From Jupyter Notebook open and run `snowflake-upload-example.ipynb` for a basic example on uploading Google Sheet data to the Snowflake warehouse.

### Column types

# Developer notes

## Google service account key

This lets us use the Google Sheets API to access sheet data. It only has to be done once and added to `credentials.py.template`.

- Use an existing Google Developer project, or create a new one: https://console.cloud.google.com
- Enable the Google Sheets API
  - Go to **API & Services** for the project, then **Libraries**.
  - Search for "Google Sheets" and select the result.
  - Click **Enable**.
- Create the OAuth client credentials
  - Go to **API & Services** for the project, then **Credentials**.
  - Under **Create credentials**, select **Service account key**
  - Choose an existing service account or create a new one to associate this key with.
  - Create the key and download the key as a JSON file.
- Copy OAuth client credentials to `credentials.py.template` in `google_client` under `service-account`.
- **Delete the private_key** and leave just the quotation marks when you check in `credentials.template.py`.
- You will need to distribute the private key securely so it can be added to `credentials.py`.

## PyPI

We use [PyPI](https://pypi.org/) to distribute the `spswarehouse` module and [Test PyPI](https://test.pypi.org/)  for testing.

The `spswarehouse` project is [here](https://pypi.org/project/spswarehouse/).

### Set up

Create PyPI and Test PyPI accounts to test and upload packages.

### Packaging

See https://packaging.python.org/tutorials/packaging-projects/ for an overview and walk-through of PyPI packaging.

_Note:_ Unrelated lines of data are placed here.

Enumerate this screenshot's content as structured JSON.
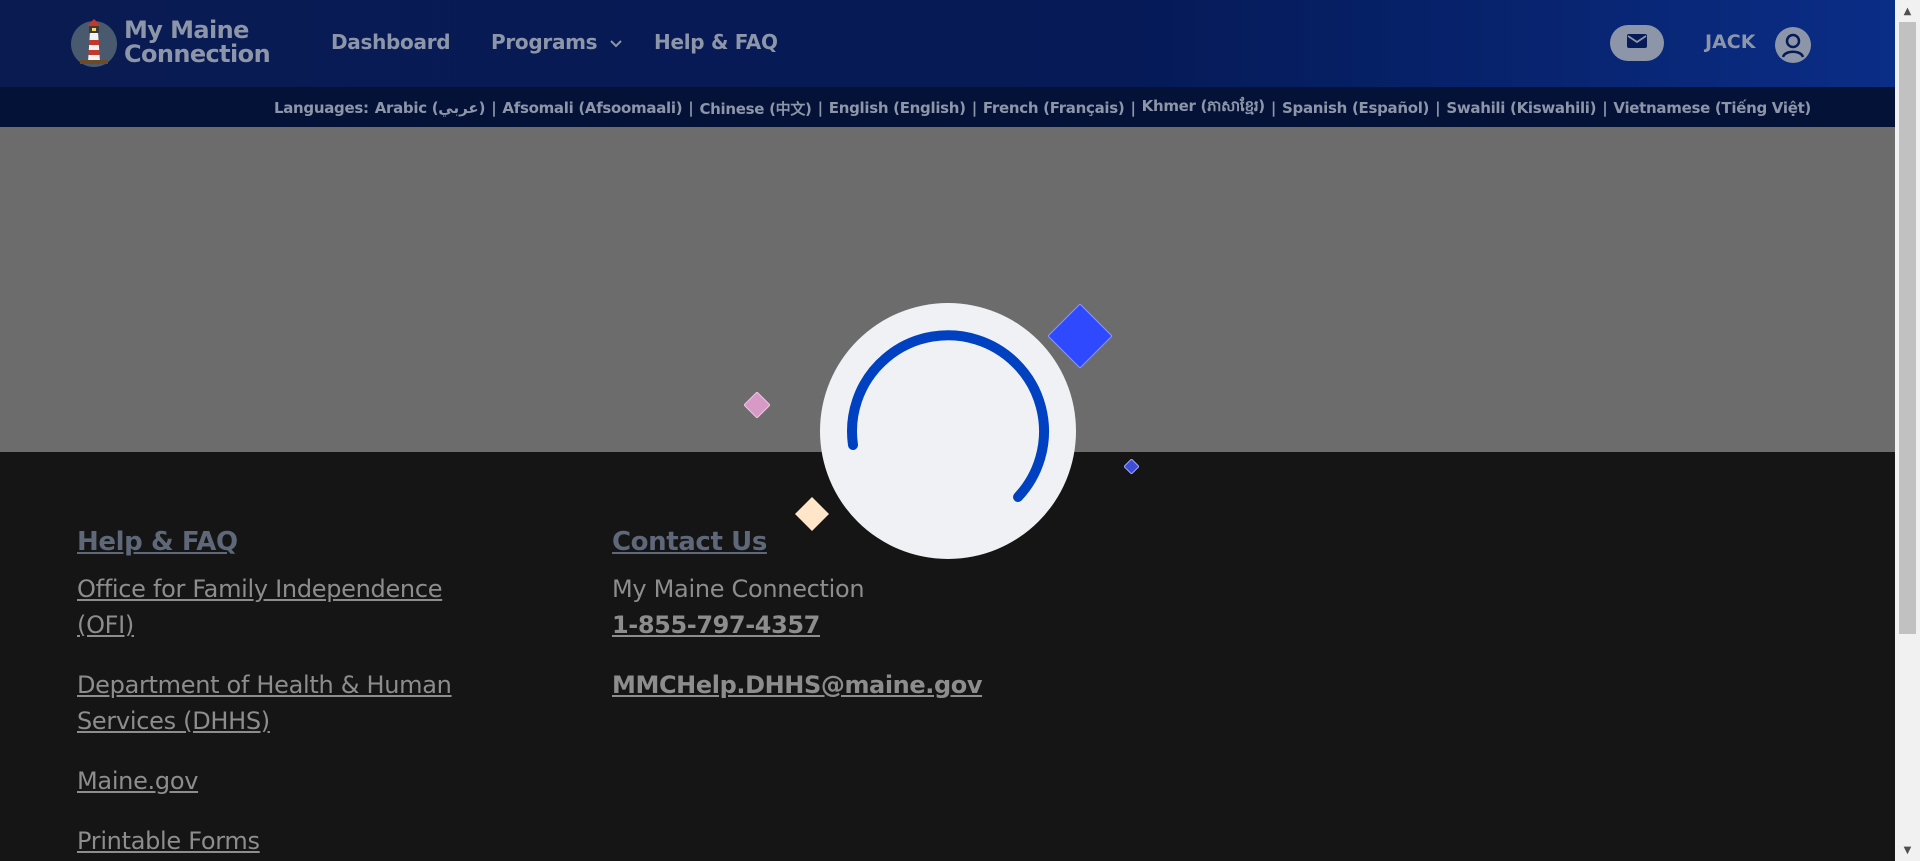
{
  "header": {
    "brand_line1": "My Maine",
    "brand_line2": "Connection",
    "nav": {
      "dashboard": "Dashboard",
      "programs": "Programs",
      "help": "Help & FAQ"
    },
    "user_name": "JACK"
  },
  "languages": {
    "label": "Languages:",
    "items": [
      "Arabic (عربي)",
      "Afsomali (Afsoomaali)",
      "Chinese (中文)",
      "English (English)",
      "French (Français)",
      "Khmer (ភាសាខ្មែរ)",
      "Spanish (Español)",
      "Swahili (Kiswahili)",
      "Vietnamese (Tiếng Việt)"
    ],
    "separator": "|"
  },
  "footer": {
    "help": {
      "heading": "Help & FAQ",
      "links": [
        "Office for Family Independence (OFI)",
        "Department of Health & Human Services (DHHS)",
        "Maine.gov",
        "Printable Forms"
      ]
    },
    "contact": {
      "heading": "Contact Us",
      "org": "My Maine Connection",
      "phone": "1-855-797-4357",
      "email": "MMCHelp.DHHS@maine.gov"
    }
  },
  "colors": {
    "header_bg": "#051a57",
    "language_bar_bg": "#051238",
    "overlay_bg": "#6c6c6c",
    "footer_bg": "#151515",
    "spinner_arc": "#0041c2",
    "text_muted": "#8d96a8"
  }
}
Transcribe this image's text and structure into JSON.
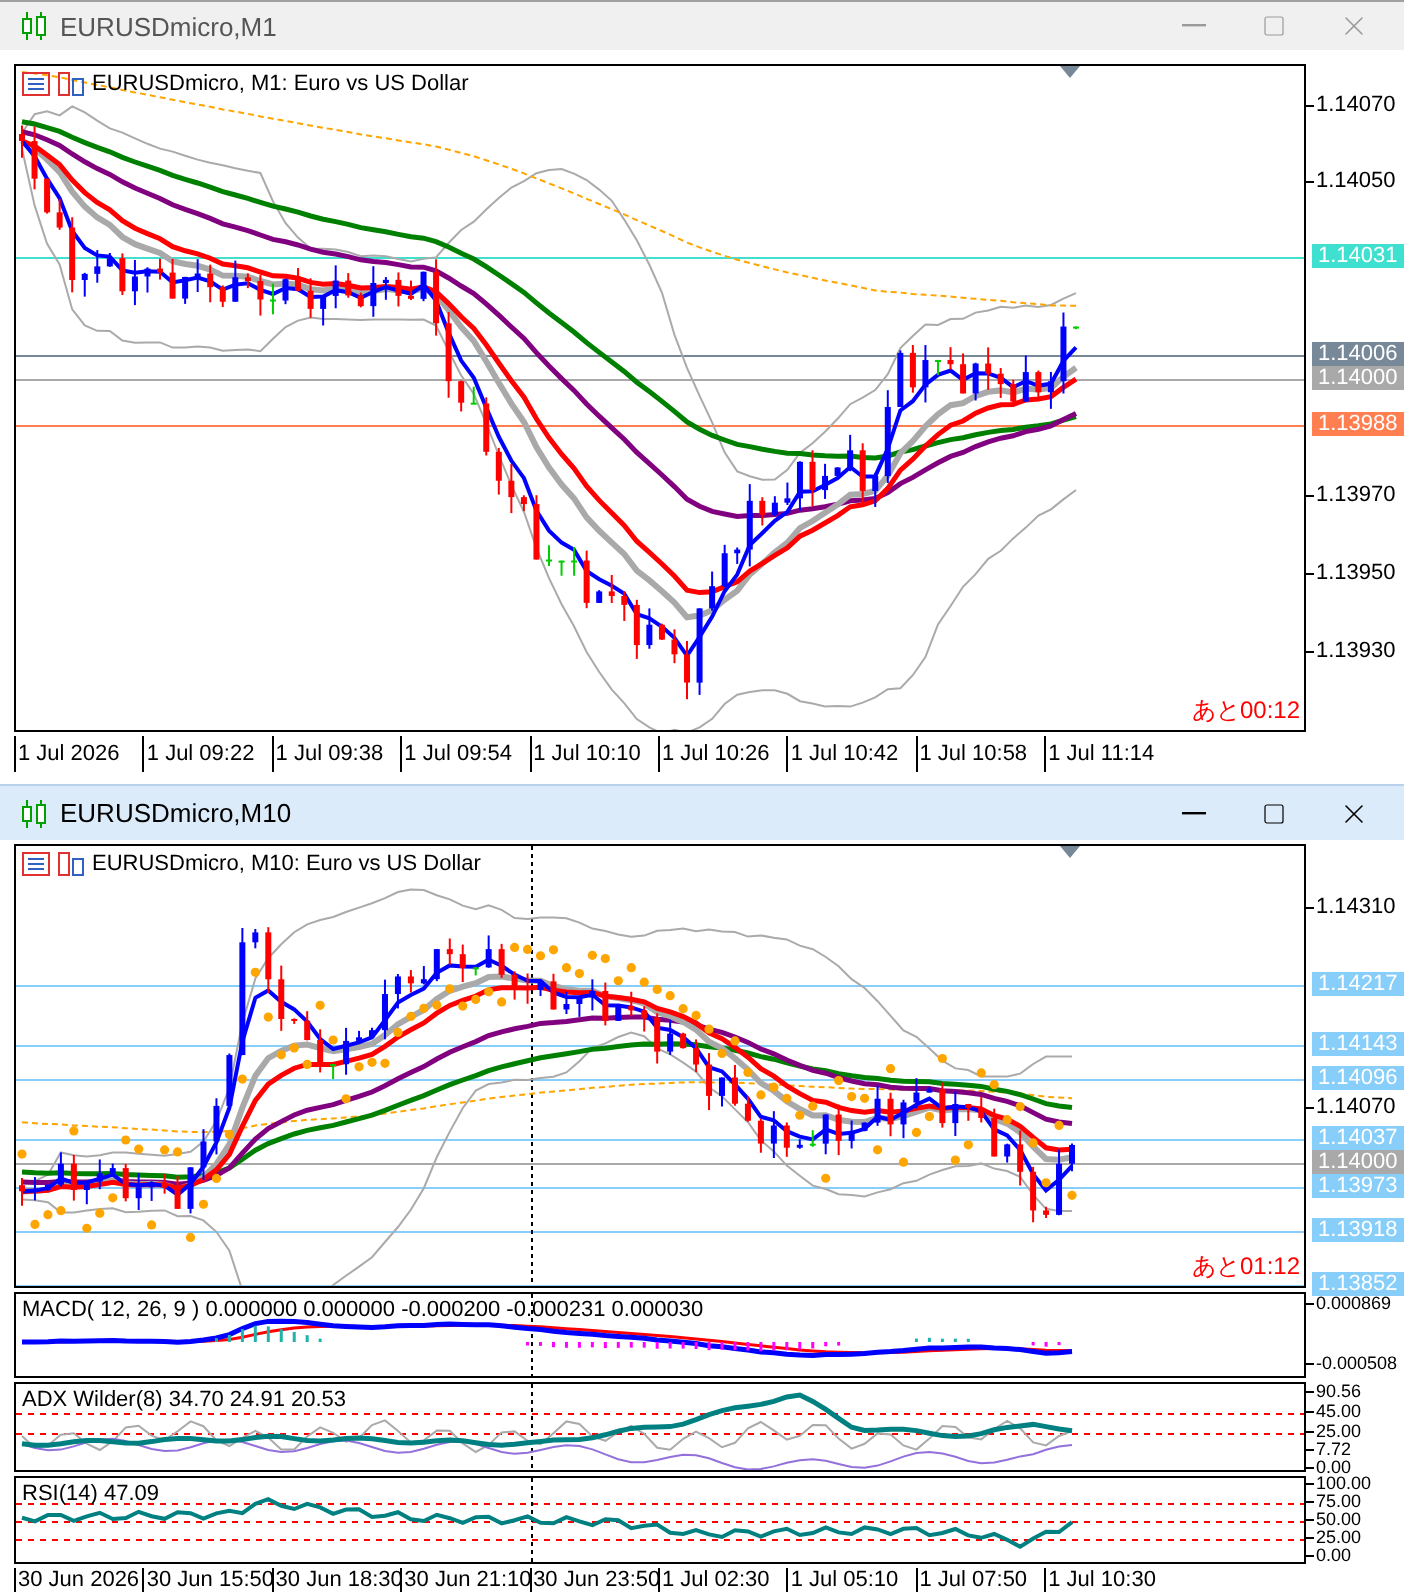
{
  "windows": [
    {
      "title": "EURUSDmicro,M1",
      "active": false,
      "chart": {
        "symbol_label": "EURUSDmicro, M1:  Euro vs US Dollar",
        "countdown": "あと00:12",
        "price_ticks": [
          "1.14070",
          "1.14050",
          "1.13970",
          "1.13950",
          "1.13930"
        ],
        "price_tags": [
          {
            "label": "1.14031",
            "color": "#40e0d0"
          },
          {
            "label": "1.14006",
            "color": "#778899"
          },
          {
            "label": "1.14000",
            "color": "#a9a9a9"
          },
          {
            "label": "1.13988",
            "color": "#ff7f50"
          }
        ],
        "time_labels": [
          "1 Jul 2026",
          "1 Jul 09:22",
          "1 Jul 09:38",
          "1 Jul 09:54",
          "1 Jul 10:10",
          "1 Jul 10:26",
          "1 Jul 10:42",
          "1 Jul 10:58",
          "1 Jul 11:14"
        ]
      }
    },
    {
      "title": "EURUSDmicro,M10",
      "active": true,
      "chart": {
        "symbol_label": "EURUSDmicro, M10:  Euro vs US Dollar",
        "countdown": "あと01:12",
        "price_ticks": [
          "1.14310",
          "1.14070"
        ],
        "price_tags": [
          {
            "label": "1.14217",
            "color": "#87cefa"
          },
          {
            "label": "1.14143",
            "color": "#87cefa"
          },
          {
            "label": "1.14096",
            "color": "#87cefa"
          },
          {
            "label": "1.14037",
            "color": "#87cefa"
          },
          {
            "label": "1.14000",
            "color": "#a9a9a9"
          },
          {
            "label": "1.13973",
            "color": "#87cefa"
          },
          {
            "label": "1.13918",
            "color": "#87cefa"
          },
          {
            "label": "1.13852",
            "color": "#87cefa"
          }
        ],
        "time_labels": [
          "30 Jun 2026",
          "30 Jun 15:50",
          "30 Jun 18:30",
          "30 Jun 21:10",
          "30 Jun 23:50",
          "1 Jul 02:30",
          "1 Jul 05:10",
          "1 Jul 07:50",
          "1 Jul 10:30"
        ]
      },
      "indicators": [
        {
          "kind": "macd",
          "label": "MACD( 12, 26, 9 ) 0.000000 0.000000 -0.000200 -0.000231 0.000030",
          "ticks": [
            "0.000869",
            "-0.000508"
          ]
        },
        {
          "kind": "adx",
          "label": "ADX Wilder(8) 34.70 24.91 20.53",
          "ticks": [
            "90.56",
            "45.00",
            "25.00",
            "7.72",
            "0.00"
          ]
        },
        {
          "kind": "rsi",
          "label": "RSI(14) 47.09",
          "ticks": [
            "100.00",
            "75.00",
            "50.00",
            "25.00",
            "0.00"
          ]
        }
      ]
    }
  ]
}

Specifics for `spswarehouse`:

- Only build the `sdist` package. Otherwise, `credentials.py` and potentially passwords will get distributed in the binary distribution.
- If you need to include non-Python files, add them to `MANIFEST.in`.

### Testing

- Update version number in `setup.py`.
- Create the package:
`python setup.py sdist`
- Upload to Test PyPI:
`python -m twine upload --repository-url https://test.pypi.org/legacy/ dist/*`
- Install on local machine to test: `pip install spswarehouse==<insert version number> --no-build-isolation -i https://test.pypi.org/simple/`
- TODO: Figure out how to do this without needing the `--no-build-isolation` flag

### Pushing a new package

Make sure all of your changes are checked into the GitHub repository and your local repository is up-to-date before you do this.

The steps are the same as in the above section, omitting the `test.pypi` URLs.